The final vote in the council in November, 1910, on the' proposition to lease a tract on the water front to the Southern Pacific Company was nine to two in favor of the franchise. This was regarded as the settlement of fifty years of struggle over the water front claims. About the same time the war department conceded to Oakland the right to reclaim the submerged lands in the Key Route basin.

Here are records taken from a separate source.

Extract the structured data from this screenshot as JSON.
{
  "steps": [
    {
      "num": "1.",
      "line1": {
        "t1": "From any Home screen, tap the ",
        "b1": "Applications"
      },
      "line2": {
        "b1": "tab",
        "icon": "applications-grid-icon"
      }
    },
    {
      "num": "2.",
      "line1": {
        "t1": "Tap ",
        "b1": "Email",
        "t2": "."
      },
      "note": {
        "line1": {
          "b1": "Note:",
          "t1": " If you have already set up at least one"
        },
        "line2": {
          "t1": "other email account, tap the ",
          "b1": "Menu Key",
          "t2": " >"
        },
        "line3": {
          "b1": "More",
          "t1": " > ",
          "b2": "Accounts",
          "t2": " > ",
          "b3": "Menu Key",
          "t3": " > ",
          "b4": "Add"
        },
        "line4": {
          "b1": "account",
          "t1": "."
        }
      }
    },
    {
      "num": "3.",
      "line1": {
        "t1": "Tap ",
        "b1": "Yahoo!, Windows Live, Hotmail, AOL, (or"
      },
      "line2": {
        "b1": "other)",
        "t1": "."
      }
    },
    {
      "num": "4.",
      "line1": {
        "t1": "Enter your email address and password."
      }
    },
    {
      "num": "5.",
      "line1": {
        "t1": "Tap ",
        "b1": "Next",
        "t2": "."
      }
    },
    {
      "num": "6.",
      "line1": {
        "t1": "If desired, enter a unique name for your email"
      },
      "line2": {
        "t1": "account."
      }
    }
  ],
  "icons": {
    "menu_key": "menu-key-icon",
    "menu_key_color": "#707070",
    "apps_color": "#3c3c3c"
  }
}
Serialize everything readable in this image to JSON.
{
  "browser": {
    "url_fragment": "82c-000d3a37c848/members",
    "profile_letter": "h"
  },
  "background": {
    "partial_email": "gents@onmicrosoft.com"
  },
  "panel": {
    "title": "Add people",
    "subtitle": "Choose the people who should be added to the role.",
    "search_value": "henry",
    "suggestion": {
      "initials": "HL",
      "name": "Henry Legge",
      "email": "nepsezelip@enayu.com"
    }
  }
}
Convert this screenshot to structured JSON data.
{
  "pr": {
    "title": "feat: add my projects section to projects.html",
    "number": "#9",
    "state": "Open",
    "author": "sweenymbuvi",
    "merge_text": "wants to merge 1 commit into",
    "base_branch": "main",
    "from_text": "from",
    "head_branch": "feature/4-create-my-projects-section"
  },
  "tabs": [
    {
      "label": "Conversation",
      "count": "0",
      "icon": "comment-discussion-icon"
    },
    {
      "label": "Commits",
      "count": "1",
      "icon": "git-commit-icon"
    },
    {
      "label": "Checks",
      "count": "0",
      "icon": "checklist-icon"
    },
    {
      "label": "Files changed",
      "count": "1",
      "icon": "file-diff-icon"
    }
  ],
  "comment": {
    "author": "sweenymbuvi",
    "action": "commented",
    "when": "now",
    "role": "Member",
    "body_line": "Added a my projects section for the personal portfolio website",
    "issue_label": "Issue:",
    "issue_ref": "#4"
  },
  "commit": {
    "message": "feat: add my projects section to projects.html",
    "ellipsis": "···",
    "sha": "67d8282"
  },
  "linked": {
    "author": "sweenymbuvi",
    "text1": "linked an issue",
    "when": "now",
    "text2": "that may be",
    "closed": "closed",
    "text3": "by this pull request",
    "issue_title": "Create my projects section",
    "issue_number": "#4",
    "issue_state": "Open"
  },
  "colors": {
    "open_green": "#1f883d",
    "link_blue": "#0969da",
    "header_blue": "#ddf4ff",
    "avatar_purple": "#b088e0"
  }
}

The Seventh street franchise for fifty years was granted to the Southern Pacific Company in December 1910 upon the following terms: (1) That the railroad should receive 5 per cent interest on the capital invested-$723,500; (2) that the railroad should also receive 2 per cent on this sum for a parking fund; (3) that the railroad should receive 70 per cent of the gross amount col- lected for cost of operation, taxes, etc. This was a definite and fixed percentage which should not be increased and during the term of the franchise should in- clude the cost to the railroad of renewals, betterments, etc., ordinarily included in the term "cost of operations;" (4) that the remainder should be divided between the company and the city in the proportion of 35 per cent to the city and 65 per cent to the company. This was called "the Oakland Plan."
CHAPTER V
TRANSPORTATION
There passed the Legislature on May 20, 1861, an act granting to certain persons "the right to construct and maintain a railroad through certain streets in the city of Oakland." The line ran from a point at or near the westerly end of the bridge leading from the city of Oakland to the town of Clinton to a point on the Bay of San Francisco, where the Alameda county shore approaches nearest to Yerba Buena Island, or at such a point as a railroad may be built from to said island. The right to so construct, maintain, and operate was granted to Rodmond Gibbons, William Hillegass, R. E. Cole, Samuel Wood, Joseph Black and George Goss, their associates, successors or assigns, for a period of fifty years. On November 20, 1861, right of way along Seventh street from its easterly limits to or near its junction with Market street, and thence in a straight line to the western boundary of the city, was granted and released to the San Francisco and Oakland Railroad Company, for the purpose of laying a single or double railroad track and the necessary side-tracks. On September 2, 1863, the first train of cars passed over the line, the track being completed from the end of the wharf to Broadway. After that date the cars made regular trips, in con- nection with the Contra Costa ferry-boat. The first engine and first three cars used on the line were built at Oakland Point by Mr. Young. The San Francisco and Alameda railroad was being constructed and its junction with the Oakland line was seriously contemplated. On April 1, 1865, the local line was extended to Larue's wharf, at San Antonio (Brooklyn) beyond which it did not go until purchased by the Central Pacific.